En outre, AZT a généralement des effets secondaires d’intensité légère à modérée. Cependant, quelques études indiquent des effets cardio-vasculaires possibles, puisque les antibiotiques de macrolide prolongent l’intervalle de QT, qui peut causer des désordres dans la ritmicité cardiaque (ASTRO, 2015). En outre, ce médicament peut également avoir des effets hépatotoxiques, par conséquent, l’utilisation de ce médicament devrait être bien considérée, en particulier dans le traitement du COVID-19 (OLRY et al, 2020). En ce sens, le but de cet article était de mener une étude descriptive à la recherche d’informations sur les propriétés pharmacologiques de l’AZT, telles que l’usage thérapeutique, l’efficacité et les effets secondaires, ainsi que de clarifier les raisons de son utilisation dans le traitement et / ou la prévention de COVID-19 à la fois comme un seul médicament, comme en association avec CQ ou HCQ.

2. MÉTHODOLOGIE

Afin de comprendre les propriétés pharmacologiques de l’AZT et d’analyser les raisons possibles de son utilisation dans le traitement de Covid-19, un examen des publications sur la santé a été effectué par le biais de recherches menées dans la Scientific Electronic Library Online (SciELO), la National Library of Medicine (PUBMED) des États-Unis et la base de données ScienceDirect. Pour la recherche, les descripteurs suivants ont été utilisés: « Azithromycin »,                « Utilization » « COVID-19 » et « pharmacology » et leurs respectifs en portugais. La période de recherche a été de 1997 à 2021, ce délai a été exploité en raison du fait que cette étude vise également à comprendre les propriétés déjà connues de l’azithromycine, cependant, la grande majorité des articles utilisés proviennent de périodes récentes, puisque, pendant la pandémie, de nombreuses études sur le sujet ont été menées depuis à ce jour la grande majorité de la population mondiale n’a pas encore reçu le vaccin et la recherche d’un traitement efficace est encore nécessaire. En outre, des filtres linguistiques ont été appliqués pour n’obtenir que des publications en portugais, anglais et espagnol.
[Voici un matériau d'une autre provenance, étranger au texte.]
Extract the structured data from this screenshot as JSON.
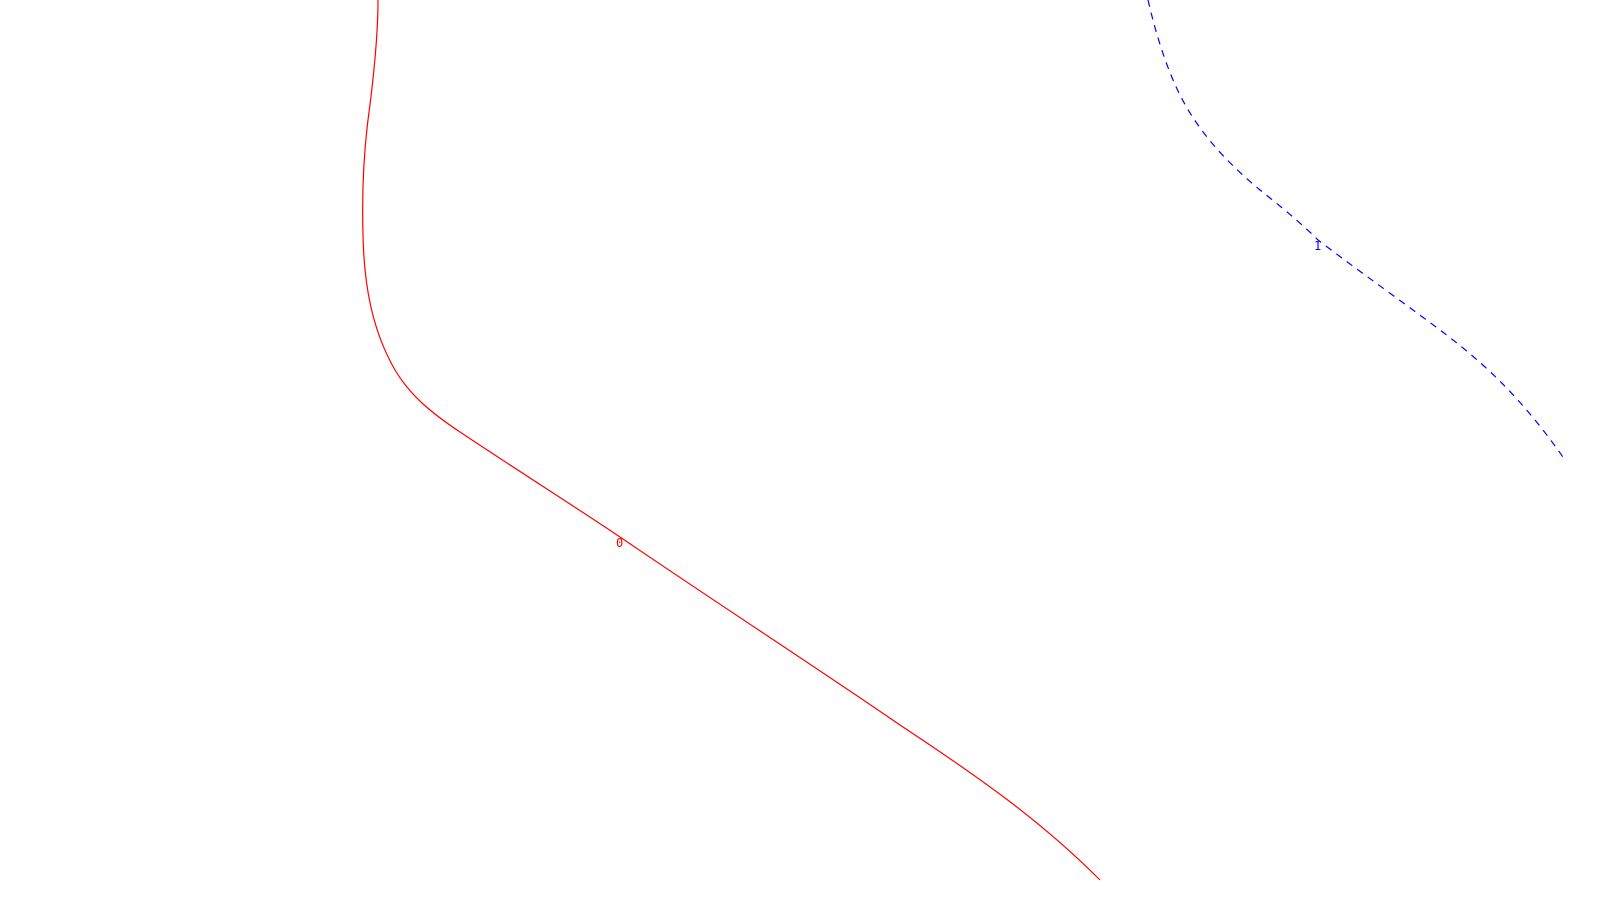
{
  "curves": [
    {
      "id": "curve-0",
      "label": "0",
      "color": "#ff0000",
      "line_style": "solid"
    },
    {
      "id": "curve-1",
      "label": "1",
      "color": "#0000ff",
      "line_style": "dashed"
    }
  ]
}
Pour la construction des travaux actuels, la sélection des articles s’est déroulée en trois étapes. Dans la première, 833 publications ont été sélectionnées à partir de l’identification des descripteurs sujets, déjà mentionnés ci-dessus; dans le second, des titres et des résumés du matériel trouvé et le choix de ce qui était en accord avec l’objet de l’œuvre ont été exécutés; dans le troisième, une pré-analyse a été faite, avec la lecture des articles sélectionnés, et 52 références ont finalement été utilisées.

3. DÉVELOPPEMENT

3.1 HISTOIRE ET EMPLOI THÉRAPEUTIQUE

L’AZT est le premier antibiotique de la sous-classe de macrolide, dérivé de l’érythromycine, qui diffère de celui-ci par l’ajout d’un atome d’azote dans l’anneau lactonique de l’érythromycine (ASTRO, 2015). Cette modification a amélioré la stabilité de la pénétration des acides moyens et tissulaires et a élargi le spectre de l’activité et a fourni une demi-vie tissulaire prolongée qui permet la réduction de la dose pendant le traitement, étant un antibiotique à usage pharmacothérapeutique varié, principalement dans le traitement des infections bactériennes respiratoires, entériques et génito-urinaires (BAKHEIT et al., 2014).
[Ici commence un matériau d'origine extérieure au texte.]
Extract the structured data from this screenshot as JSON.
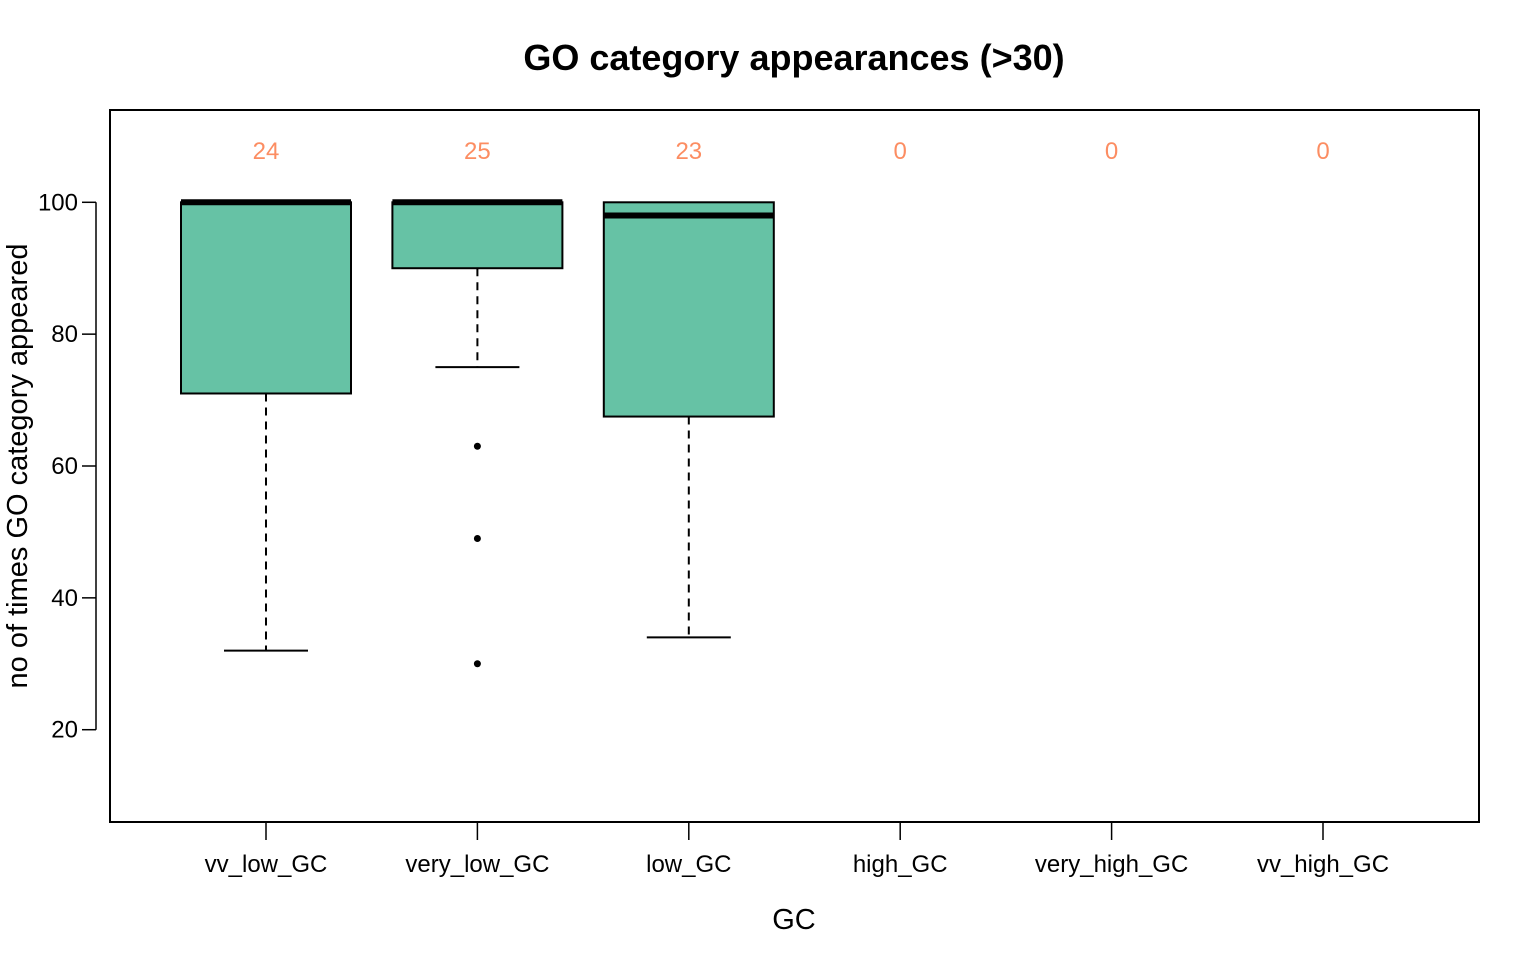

La propagation rapide de la maladie causée par le nouveau coronavirus appelé SRAS-CoV-2 (syndrome respiratoire respiratoire aigu 2) entre les pays et les communautés, résultant d’une transmissibilité virale élevée, associée à l’absence de vaccins et d’antiviraux spécifiques efficaces pour la prévention et le traitement de la maladie, fait des interventions non pharmacologiques les options les plus efficaces pour l’atténuation et le contrôle du COVID-19 aux niveaux local et mondial.

Dans ce contexte, le 11 mars 2020, l’Organisation mondiale de la Santé (OMS) a décrété la pandémie COVID-19, alors que l’épidémie, qui a débuté en Chine, était déjà présente dans plus de 100 pays, atteignant le niveau de 1 940 352 décès dans le monde en janvier 2021 (WHO, 2021).

Compte tenu du nombre croissant d’infectés et de décès dus à des complications de la maladie, certains médicaments ont été testés, en mettant l’accent sur l’utilisation de l’AZT dans le traitement des patients, étant la cible de nombreuses études sur son utilisation.

En ce sens, il est important de mentionner que le repositionnement de vieux médicaments déjà utilisés pour le traitement antiviral est une bonne stratégie, car les effets secondaires, la posologie, les interactions avec d’autres médicaments et le profil d’innocuité (GAUTRET et al, 2020) sont déjà connus. Ainsi, certaines études ont suggéré un effet synergique de la combinaison du HCQ et de l’AZT, principalement parce que ce macrolide s’est révélé actif in vitro contre les virus Zika et Ebola, en plus de prévenir les infections des voies respiratoires graves lorsqu’il est administré à des patients souffrant d’infection virale (GAUTRET et al, 2020), ainsi qu’un régime de combinaison de l’AZT avec de la chloroquine (CQ) a été utilisé dans le traitement du paludisme en cas de résistance à la chloroquine. , et une synergie de cet effet in vitro a également été signalée (COOK et al, 2006).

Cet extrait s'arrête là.